The more critical detail is that the loss-making engineering projects are expected to be completed in the first half of 2026, and according to the company were already fully provided for at the balance-sheet date. If that is borne out, then 2026 should be the first year in which Minrav is dealing with a larger backlog, a more public backlog, and a lower weight of painful legacy baggage.

But precision still matters. The end of older troubled projects does not automatically solve the quality problem. It only removes a weight. From that point on, Minrav still has to show that the new projects do not fall into the same traps. And the company itself lays out what could interfere: shortages of skilled labor, dependence on government policy toward foreign workers and Palestinian labor, relatively high exposure to steel and concrete in infrastructure work, and the built-in risk of tender pricing where margins are limited from day one.

That is exactly why the backlog surge should not yet be read as proof of durable margin, but as an opportunity for durable margin. For that opportunity to become a fact, Minrav needs to pass three tests almost in sequence:

  1. The legacy loss-making projects really do need to exit by mid-2026.
  2. The newer public-sector wins need to enter execution without another round of estimate slippage.
  3. Backlog conversion into revenue cannot come at the cost of another sharp deterioration in working capital or margin.
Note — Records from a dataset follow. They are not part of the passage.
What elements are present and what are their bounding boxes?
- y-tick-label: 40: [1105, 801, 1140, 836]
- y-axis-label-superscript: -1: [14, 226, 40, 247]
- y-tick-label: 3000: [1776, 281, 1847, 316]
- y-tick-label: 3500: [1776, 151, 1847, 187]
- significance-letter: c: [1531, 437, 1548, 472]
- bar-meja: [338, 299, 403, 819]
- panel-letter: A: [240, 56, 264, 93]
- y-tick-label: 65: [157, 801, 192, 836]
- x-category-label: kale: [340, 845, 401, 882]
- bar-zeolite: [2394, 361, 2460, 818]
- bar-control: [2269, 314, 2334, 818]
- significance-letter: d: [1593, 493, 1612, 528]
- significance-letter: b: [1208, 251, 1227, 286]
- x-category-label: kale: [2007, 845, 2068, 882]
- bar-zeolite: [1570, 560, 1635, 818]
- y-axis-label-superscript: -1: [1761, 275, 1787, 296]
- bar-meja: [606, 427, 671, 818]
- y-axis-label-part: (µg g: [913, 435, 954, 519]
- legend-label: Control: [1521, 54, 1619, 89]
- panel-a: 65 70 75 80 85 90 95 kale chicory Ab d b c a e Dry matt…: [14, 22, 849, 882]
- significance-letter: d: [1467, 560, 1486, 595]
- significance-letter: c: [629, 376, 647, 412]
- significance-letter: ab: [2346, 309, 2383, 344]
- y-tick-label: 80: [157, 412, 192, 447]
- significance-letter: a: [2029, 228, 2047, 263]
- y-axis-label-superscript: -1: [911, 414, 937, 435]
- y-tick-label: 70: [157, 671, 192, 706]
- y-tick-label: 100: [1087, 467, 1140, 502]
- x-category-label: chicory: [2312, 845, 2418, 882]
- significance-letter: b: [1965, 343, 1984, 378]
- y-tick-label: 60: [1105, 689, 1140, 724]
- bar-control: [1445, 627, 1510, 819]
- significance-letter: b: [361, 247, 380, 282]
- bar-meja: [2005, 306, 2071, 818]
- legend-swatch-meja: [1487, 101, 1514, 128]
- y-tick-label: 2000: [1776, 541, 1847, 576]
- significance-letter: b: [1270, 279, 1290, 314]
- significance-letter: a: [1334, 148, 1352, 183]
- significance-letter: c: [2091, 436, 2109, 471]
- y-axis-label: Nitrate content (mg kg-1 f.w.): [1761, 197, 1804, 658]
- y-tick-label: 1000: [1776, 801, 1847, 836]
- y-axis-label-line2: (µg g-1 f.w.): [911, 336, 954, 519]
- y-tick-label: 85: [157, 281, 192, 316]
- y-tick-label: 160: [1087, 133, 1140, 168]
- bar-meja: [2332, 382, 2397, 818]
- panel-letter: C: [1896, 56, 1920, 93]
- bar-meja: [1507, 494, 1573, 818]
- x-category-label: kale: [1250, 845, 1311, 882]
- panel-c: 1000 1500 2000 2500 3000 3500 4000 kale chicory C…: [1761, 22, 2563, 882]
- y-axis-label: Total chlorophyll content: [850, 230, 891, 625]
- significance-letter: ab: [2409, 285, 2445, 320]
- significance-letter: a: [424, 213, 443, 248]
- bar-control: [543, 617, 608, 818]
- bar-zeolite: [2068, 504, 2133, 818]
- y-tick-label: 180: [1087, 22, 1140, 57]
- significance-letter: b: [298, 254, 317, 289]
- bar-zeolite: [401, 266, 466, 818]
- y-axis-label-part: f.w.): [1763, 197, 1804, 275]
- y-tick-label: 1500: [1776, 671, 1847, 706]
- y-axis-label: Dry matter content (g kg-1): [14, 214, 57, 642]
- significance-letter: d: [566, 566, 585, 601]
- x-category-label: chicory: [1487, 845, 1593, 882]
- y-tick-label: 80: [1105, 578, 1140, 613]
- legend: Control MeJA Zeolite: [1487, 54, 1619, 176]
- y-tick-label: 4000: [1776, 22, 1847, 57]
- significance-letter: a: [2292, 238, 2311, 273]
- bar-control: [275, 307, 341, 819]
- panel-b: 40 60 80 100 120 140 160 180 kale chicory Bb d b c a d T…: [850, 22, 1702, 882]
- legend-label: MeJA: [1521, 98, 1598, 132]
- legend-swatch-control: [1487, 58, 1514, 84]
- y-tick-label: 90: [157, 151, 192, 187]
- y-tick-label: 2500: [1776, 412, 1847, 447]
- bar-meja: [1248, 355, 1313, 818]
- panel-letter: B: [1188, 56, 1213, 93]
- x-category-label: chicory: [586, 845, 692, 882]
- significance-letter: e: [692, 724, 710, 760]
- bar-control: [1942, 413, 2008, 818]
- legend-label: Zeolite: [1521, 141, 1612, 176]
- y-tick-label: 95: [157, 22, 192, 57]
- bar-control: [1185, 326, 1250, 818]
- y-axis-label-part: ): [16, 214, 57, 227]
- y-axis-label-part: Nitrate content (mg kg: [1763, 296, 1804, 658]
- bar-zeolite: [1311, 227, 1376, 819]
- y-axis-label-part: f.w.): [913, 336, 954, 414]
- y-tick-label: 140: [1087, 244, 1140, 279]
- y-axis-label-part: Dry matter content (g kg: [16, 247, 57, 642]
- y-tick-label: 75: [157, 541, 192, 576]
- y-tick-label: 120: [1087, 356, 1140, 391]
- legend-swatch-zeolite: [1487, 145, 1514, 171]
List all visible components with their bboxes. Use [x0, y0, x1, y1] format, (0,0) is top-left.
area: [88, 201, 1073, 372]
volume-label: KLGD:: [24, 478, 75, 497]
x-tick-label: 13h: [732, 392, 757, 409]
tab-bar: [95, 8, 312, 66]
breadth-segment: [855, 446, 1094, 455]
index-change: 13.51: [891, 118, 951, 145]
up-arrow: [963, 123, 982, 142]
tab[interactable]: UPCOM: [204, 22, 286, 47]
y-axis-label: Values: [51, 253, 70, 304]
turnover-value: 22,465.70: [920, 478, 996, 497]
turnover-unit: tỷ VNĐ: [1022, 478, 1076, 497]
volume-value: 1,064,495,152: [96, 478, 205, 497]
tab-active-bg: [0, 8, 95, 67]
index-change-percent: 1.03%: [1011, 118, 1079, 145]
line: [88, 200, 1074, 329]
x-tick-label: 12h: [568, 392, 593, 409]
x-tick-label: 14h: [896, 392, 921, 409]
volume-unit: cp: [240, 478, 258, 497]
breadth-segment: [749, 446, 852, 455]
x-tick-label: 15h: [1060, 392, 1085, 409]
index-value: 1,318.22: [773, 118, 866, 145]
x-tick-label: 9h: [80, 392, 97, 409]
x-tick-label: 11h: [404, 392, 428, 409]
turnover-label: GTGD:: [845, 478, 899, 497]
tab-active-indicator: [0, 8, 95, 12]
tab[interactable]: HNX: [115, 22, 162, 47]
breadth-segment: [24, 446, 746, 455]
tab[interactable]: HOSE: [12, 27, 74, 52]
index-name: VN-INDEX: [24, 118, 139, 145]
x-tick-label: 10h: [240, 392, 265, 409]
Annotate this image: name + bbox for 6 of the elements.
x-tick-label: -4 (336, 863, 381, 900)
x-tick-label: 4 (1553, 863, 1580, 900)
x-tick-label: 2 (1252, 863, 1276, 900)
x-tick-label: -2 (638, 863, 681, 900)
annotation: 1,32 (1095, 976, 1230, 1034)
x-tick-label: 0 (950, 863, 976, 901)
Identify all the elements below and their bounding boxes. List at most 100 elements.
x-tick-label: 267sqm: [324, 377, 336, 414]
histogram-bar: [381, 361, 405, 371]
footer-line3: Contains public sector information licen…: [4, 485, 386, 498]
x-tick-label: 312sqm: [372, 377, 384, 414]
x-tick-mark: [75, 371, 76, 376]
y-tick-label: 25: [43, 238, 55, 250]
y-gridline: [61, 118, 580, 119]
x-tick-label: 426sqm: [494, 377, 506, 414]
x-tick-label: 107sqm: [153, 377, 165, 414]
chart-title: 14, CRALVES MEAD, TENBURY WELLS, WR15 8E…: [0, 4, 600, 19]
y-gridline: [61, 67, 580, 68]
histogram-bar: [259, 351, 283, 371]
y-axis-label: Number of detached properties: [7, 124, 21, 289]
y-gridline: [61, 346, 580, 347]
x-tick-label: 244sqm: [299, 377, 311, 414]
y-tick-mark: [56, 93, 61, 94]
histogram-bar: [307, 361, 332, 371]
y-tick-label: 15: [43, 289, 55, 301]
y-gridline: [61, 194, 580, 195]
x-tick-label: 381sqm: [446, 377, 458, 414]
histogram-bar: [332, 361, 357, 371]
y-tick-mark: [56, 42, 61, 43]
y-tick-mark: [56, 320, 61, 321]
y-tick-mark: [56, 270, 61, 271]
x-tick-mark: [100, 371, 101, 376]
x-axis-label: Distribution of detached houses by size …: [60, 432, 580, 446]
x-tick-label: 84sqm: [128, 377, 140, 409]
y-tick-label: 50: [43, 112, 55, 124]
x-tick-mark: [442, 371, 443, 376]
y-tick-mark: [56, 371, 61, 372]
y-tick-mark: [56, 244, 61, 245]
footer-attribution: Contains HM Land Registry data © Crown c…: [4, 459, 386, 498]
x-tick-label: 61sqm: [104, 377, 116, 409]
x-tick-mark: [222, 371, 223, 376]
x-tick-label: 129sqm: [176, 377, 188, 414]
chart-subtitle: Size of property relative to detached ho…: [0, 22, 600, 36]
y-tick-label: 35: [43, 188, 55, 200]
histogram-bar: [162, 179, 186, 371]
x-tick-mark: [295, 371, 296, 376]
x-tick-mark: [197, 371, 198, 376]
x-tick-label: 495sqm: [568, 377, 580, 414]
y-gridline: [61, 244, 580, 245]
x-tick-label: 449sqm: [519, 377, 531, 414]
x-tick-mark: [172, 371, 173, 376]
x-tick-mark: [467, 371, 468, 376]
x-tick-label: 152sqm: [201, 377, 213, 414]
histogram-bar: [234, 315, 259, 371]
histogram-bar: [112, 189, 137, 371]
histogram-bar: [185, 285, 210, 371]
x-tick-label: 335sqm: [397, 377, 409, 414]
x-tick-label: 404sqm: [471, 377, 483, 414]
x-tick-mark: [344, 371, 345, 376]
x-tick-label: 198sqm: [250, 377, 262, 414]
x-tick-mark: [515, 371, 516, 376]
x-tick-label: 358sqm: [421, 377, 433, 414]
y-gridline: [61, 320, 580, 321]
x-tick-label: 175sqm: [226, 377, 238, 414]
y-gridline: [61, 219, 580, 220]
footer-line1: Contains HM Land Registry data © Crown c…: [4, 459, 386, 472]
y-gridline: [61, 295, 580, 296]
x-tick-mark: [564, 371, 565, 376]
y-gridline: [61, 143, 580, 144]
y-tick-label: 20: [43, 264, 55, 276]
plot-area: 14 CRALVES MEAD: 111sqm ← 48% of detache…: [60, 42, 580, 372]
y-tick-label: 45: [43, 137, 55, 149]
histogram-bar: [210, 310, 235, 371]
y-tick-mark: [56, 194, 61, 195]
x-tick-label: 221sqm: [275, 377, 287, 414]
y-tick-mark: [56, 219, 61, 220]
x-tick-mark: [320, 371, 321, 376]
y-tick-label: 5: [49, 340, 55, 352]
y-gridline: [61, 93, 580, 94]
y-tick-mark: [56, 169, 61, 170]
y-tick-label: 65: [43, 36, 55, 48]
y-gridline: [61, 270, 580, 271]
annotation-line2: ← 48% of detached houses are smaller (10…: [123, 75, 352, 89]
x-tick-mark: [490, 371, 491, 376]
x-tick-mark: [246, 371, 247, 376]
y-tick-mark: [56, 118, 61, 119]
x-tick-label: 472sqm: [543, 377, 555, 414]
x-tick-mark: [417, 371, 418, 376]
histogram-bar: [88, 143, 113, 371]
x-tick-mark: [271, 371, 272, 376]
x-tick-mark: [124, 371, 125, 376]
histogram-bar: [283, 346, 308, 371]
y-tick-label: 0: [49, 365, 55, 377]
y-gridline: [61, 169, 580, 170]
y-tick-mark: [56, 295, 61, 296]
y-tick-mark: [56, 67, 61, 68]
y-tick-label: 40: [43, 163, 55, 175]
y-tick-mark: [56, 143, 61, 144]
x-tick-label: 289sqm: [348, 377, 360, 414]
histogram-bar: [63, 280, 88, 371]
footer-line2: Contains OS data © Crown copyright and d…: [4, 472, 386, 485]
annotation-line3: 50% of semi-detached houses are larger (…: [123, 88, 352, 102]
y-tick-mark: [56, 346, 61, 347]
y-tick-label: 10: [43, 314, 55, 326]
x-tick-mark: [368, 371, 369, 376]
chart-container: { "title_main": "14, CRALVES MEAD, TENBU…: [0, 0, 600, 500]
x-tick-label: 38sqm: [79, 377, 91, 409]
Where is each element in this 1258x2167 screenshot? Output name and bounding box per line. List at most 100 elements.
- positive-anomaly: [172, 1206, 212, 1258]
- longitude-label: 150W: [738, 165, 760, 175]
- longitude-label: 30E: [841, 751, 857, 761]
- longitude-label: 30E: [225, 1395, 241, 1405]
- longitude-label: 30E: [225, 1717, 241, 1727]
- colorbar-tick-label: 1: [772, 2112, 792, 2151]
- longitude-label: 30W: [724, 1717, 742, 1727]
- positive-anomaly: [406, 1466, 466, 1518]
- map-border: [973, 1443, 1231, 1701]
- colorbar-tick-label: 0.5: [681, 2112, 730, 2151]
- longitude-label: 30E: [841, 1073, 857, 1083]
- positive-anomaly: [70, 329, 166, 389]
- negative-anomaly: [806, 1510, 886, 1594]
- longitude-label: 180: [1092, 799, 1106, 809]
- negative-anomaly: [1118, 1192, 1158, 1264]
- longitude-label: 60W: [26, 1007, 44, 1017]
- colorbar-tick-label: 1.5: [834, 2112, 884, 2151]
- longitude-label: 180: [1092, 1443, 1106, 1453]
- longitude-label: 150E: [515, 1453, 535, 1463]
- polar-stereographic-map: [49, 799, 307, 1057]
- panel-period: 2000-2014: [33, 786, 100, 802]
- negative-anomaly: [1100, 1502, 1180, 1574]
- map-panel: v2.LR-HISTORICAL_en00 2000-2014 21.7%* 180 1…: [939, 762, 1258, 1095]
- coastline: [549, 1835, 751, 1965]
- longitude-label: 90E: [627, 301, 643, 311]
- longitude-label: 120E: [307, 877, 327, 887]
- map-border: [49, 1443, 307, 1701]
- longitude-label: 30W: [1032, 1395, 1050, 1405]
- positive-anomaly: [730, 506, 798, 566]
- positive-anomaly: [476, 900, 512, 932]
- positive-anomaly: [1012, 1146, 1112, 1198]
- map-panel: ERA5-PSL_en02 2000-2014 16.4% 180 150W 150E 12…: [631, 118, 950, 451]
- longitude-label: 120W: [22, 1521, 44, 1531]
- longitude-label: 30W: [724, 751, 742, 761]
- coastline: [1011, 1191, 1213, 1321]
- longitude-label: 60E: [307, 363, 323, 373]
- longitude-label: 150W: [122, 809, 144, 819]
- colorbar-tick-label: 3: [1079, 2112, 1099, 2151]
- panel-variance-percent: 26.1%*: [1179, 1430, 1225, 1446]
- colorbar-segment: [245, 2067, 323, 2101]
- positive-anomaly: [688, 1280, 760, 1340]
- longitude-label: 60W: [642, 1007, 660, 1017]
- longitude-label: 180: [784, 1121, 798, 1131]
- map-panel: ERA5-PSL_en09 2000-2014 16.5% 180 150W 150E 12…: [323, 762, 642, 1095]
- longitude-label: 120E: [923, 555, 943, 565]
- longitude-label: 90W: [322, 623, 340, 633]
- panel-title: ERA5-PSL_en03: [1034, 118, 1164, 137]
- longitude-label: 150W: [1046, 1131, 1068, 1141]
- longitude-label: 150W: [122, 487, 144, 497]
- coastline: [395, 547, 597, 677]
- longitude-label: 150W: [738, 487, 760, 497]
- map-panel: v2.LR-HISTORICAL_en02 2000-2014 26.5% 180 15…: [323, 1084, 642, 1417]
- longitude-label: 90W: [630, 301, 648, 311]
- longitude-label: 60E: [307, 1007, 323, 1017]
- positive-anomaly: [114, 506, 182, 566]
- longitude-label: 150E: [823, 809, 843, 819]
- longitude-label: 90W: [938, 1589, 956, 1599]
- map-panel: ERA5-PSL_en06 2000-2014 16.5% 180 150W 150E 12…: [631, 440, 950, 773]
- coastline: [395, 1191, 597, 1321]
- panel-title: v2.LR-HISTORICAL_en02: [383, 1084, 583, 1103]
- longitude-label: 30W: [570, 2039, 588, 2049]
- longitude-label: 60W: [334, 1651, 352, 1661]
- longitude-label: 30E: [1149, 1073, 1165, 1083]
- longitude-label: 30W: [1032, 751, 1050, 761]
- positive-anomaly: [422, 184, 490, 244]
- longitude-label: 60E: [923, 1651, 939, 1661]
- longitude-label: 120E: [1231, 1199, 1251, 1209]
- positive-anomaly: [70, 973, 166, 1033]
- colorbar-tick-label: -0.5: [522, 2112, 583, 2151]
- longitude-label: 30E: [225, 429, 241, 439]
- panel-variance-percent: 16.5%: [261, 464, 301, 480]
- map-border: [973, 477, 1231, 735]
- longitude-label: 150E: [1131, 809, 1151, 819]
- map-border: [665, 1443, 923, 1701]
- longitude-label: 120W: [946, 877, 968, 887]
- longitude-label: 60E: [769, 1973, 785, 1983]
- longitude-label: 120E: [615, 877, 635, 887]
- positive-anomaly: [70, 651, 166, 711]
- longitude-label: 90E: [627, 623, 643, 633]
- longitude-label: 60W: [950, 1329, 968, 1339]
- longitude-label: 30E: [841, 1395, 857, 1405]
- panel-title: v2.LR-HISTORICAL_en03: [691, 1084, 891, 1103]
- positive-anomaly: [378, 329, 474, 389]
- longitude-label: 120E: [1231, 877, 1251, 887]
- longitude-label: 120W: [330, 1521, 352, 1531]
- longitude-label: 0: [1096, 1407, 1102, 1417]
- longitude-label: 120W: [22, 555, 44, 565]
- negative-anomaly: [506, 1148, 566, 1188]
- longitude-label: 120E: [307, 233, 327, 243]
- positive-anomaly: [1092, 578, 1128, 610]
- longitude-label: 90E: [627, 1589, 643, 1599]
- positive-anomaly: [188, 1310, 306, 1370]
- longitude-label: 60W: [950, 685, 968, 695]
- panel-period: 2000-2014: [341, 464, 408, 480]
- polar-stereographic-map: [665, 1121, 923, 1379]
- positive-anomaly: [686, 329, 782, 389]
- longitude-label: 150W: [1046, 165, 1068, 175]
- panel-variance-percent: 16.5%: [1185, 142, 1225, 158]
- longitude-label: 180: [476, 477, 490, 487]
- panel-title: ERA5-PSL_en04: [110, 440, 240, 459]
That also explains why the more than NIS 2 billion expected in 2026 is a double-edged number. On one hand, it gives Minrav a very strong activity base for the coming year, about 21.9% above actual contracting revenue in 2025. On the other hand, it concentrates the execution test into a relatively short time frame. If 2026 runs cleanly, the backlog-quality thesis will strengthen quickly. If not, even a backlog approaching NIS 4 billion will not hide the problem.

Bottom Line

The infrastructure surge does change the quality of Minrav's contracting backlog, but at this stage it changes mainly the direction of the business, not the level of margin. The public-sector weight of the order book is higher, troubled projects are moving toward completion, and recent wins show the company can still replenish volume at a meaningful pace. Those are real changes.

But anyone looking in the filings for proof of a new durable-margin level still does not have it. Expected gross profit on the open project book remains in a single-digit range, and Beit Dagan itself supports a normal-pricing read rather than an exceptional one. So the right 2026 thesis is not "Minrav has become a margin story." The right thesis is "Minrav has cleaned part of the backlog, and now has to show that the new book is genuinely more disciplined than the old one."

If that happens, the large backlog will start to look like a durable profit engine. If not, it will remain mostly a volume engine.